Why is multilateralism so important? It is partly because R2P represents a deeply cautious and tentative compromise between two important sets of rules -- the primacy of sovereignty and the primacy of human rights -- each of which plays a vitally important role in promoting human and global security. Neither should be easily disregarded on a whim by a single actor. While human rights must be protected, the U.N. Charter system itself is a collective public good: It ended a bloody history of great-power war and has ushered in the longest era of interstate peace in human history. States rightly allow exceptions to these fundamental rules only in extreme cases.

The rule that governments should collectively judge whether that threshold has been met is also a check on hubris. R2P channels collective outrage, but when push comes to shove collective reticence is often a canary in a coal mine.

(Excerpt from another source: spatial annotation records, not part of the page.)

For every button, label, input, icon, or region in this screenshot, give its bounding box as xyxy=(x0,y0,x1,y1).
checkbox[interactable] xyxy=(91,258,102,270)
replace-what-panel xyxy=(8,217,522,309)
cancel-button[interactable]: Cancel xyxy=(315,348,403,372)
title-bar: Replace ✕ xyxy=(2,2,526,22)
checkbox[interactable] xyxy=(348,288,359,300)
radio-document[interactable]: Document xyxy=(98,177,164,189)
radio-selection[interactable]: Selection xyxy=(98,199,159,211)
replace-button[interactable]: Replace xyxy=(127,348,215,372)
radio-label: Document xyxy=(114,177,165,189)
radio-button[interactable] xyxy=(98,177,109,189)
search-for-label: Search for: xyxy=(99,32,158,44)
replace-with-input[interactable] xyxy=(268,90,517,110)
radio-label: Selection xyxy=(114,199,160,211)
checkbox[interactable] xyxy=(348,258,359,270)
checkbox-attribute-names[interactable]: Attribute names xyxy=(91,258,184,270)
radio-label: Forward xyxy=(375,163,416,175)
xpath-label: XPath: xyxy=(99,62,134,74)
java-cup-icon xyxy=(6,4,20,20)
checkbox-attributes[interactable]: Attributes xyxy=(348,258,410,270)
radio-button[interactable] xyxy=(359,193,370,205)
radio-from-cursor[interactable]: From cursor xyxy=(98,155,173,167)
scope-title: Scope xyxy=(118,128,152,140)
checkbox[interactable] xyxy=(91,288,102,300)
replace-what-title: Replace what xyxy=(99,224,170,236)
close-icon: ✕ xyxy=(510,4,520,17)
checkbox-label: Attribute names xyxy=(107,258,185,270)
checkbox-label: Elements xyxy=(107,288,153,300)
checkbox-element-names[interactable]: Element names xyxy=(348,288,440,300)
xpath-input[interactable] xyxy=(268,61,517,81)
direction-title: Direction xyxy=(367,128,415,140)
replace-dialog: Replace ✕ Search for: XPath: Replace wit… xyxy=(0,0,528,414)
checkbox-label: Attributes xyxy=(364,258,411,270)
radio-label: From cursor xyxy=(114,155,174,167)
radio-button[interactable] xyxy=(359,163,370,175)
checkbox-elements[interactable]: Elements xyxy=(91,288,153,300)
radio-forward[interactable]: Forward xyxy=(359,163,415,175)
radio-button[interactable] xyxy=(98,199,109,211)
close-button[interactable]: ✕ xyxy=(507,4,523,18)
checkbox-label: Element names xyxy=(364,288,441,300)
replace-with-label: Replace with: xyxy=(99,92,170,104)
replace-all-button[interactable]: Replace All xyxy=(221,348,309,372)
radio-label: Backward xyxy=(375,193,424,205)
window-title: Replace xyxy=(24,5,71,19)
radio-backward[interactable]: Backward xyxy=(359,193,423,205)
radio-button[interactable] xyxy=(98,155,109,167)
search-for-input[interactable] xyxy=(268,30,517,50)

That key members of the international community -- including countries like Turkey that have a valid self-defense argument due to refugee flows, and members of the Arab League that would be happy to see Assad gone -- are unready to themselves take the lead would be viewed through an R2P lens as an indication that caution and deliberation is warranted. Does this mean inaction is the best policy? Maybe. Maybe not. But it does mean that unilateral intervention, even to ostensibly protect civilians, doesn't make a war "humanitarian" in the court of global public opinion.